Unlike authors of so many other books of this nature, Butler-Bowdon does not slavishly follow a template when organizing his material. To the extent humanly possible, he customizes his approach to each after two representative quotations and two reader-friendly devices, “In a nutshell” and “In a similar vein.” Yes, he concludes each commentary with two other reader-friendly devices, “Final comments” and mini-bio. However, the four devices serve as bookends to his insightful comments. For example, here are three brief examples from his discussion of Ben Horowitz and his international bestseller, The Hard Thing About Hard Things. These comments suggest the thrust and flavor of Butler-Bowdon’s lively narrative:
Quotation from Horowitz’s book: “The Struggle is when you wonder why you started the company in the first place. The Struggle is when people ask you why you don’t quit and you don’t know the answer. The Struggle is when your employees think you are lying and you think they may be right.”

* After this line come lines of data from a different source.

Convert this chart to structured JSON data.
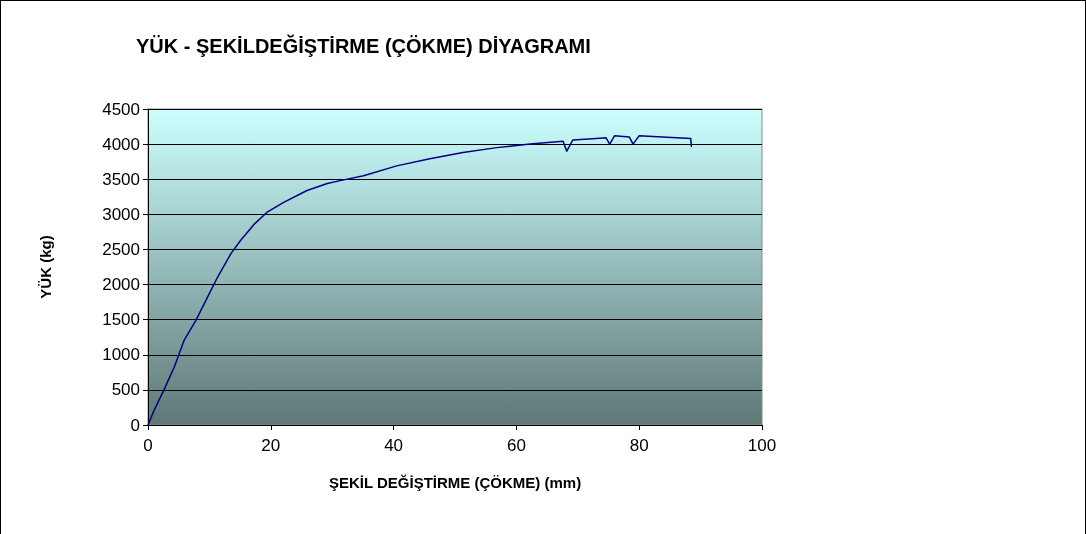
{
  "chart_data": {
    "type": "line",
    "title": "YÜK - ŞEKİLDEĞİŞTİRME (ÇÖKME) DİYAGRAMI",
    "xlabel": "ŞEKİL DEĞİŞTİRME (ÇÖKME) (mm)",
    "ylabel": "YÜK (kg)",
    "series": [
      {
        "color": "#000080",
        "x": [
          0,
          1.0,
          2.6,
          4.3,
          5.9,
          7.8,
          9.7,
          11.3,
          13.5,
          15.1,
          17.3,
          19.4,
          22.1,
          25.9,
          29.2,
          31.3,
          35.1,
          40.5,
          45.9,
          51.3,
          56.8,
          62.2,
          67.6,
          68.2,
          69.2,
          73.0,
          74.6,
          75.2,
          76.0,
          78.4,
          79.0,
          80.0,
          83.8,
          88.4,
          88.5
        ],
        "values": [
          0,
          210,
          500,
          830,
          1210,
          1490,
          1820,
          2100,
          2440,
          2630,
          2860,
          3030,
          3170,
          3340,
          3440,
          3480,
          3550,
          3690,
          3790,
          3880,
          3950,
          4000,
          4040,
          3900,
          4060,
          4080,
          4090,
          4000,
          4120,
          4100,
          4000,
          4120,
          4100,
          4080,
          3960
        ]
      }
    ],
    "xlim": [
      0,
      100
    ],
    "xticks": [
      0,
      20,
      40,
      60,
      80,
      100
    ],
    "ylim": [
      0,
      4500
    ],
    "yticks": [
      0,
      500,
      1000,
      1500,
      2000,
      2500,
      3000,
      3500,
      4000,
      4500
    ],
    "grid": "y",
    "marker": "none",
    "line_style": "solid"
  }
}
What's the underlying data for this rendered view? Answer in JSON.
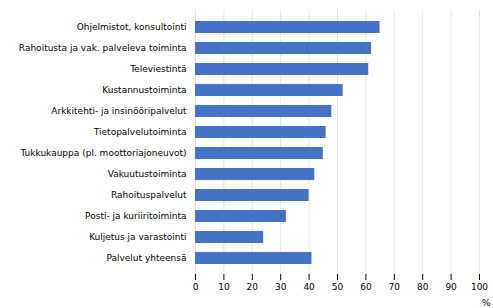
{
  "chart_data": {
    "type": "bar",
    "orientation": "horizontal",
    "categories": [
      "Palvelut yhteensä",
      "Kuljetus ja varastointi",
      "Posti- ja kuriiritoiminta",
      "Rahoituspalvelut",
      "Vakuutustoiminta",
      "Tukkukauppa (pl. moottoriajoneuvot)",
      "Tietopalvelutoiminta",
      "Arkkitehti- ja insinööripalvelut",
      "Kustannustoiminta",
      "Televiestintä",
      "Rahoitusta ja vak. palveleva toiminta",
      "Ohjelmistot, konsultointi"
    ],
    "values": [
      41,
      24,
      32,
      40,
      42,
      45,
      46,
      48,
      52,
      61,
      62,
      65
    ],
    "color": "#4472C4",
    "xlabel": "%",
    "xlim": [
      0,
      100
    ],
    "xticks": [
      0,
      10,
      20,
      30,
      40,
      50,
      60,
      70,
      80,
      90,
      100
    ],
    "grid": true
  }
}
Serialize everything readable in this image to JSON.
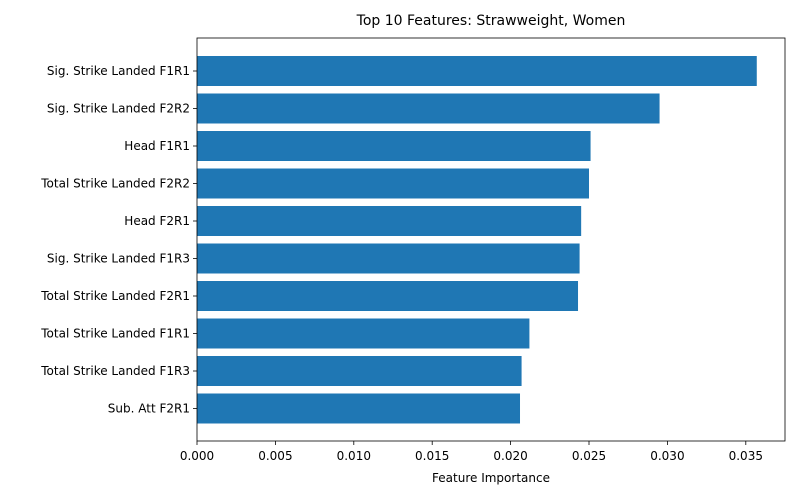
{
  "chart_data": {
    "type": "bar",
    "orientation": "horizontal",
    "title": "Top 10 Features: Strawweight, Women",
    "xlabel": "Feature Importance",
    "ylabel": "",
    "xlim": [
      0,
      0.0375
    ],
    "xticks": [
      "0.000",
      "0.005",
      "0.010",
      "0.015",
      "0.020",
      "0.025",
      "0.030",
      "0.035"
    ],
    "grid": false,
    "bar_color": "#1f77b4",
    "categories": [
      "Sig. Strike Landed F1R1",
      "Sig. Strike Landed F2R2",
      "Head F1R1",
      "Total Strike Landed F2R2",
      "Head F2R1",
      "Sig. Strike Landed F1R3",
      "Total Strike Landed F2R1",
      "Total Strike Landed F1R1",
      "Total Strike Landed F1R3",
      "Sub. Att F2R1"
    ],
    "values": [
      0.0357,
      0.0295,
      0.0251,
      0.025,
      0.0245,
      0.0244,
      0.0243,
      0.0212,
      0.0207,
      0.0206
    ]
  }
}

Excerpt from Build a Good Company commentary: “There are two reasons why people quit their jobs. Horowitz observes: (1) they ‘hated their manager,’ and were appalled by the lack of guidance, career development, and feedback they were receiving’; and (2) ‘They weren’t learning anything: The company wasn’t investing resources in helping employees develop new skills.'”
The value of this book will be determined almost entirely by the nature and extent of its material’s relevance to each reader’s needs and interests. That said, I am convinced that each reader will gain knowledge and wisdom that far exceed the cost of cost purchase. Moreover, if this book is a permanent reference work to be consulted when an important question needs to be answered or a serious problem needs to be solved, its ROI will continue to increase exponentially.
Hearty congratulations to Tom Butler Bowdon on his latest — always brilliant — contribution to thought leadership. Bravo!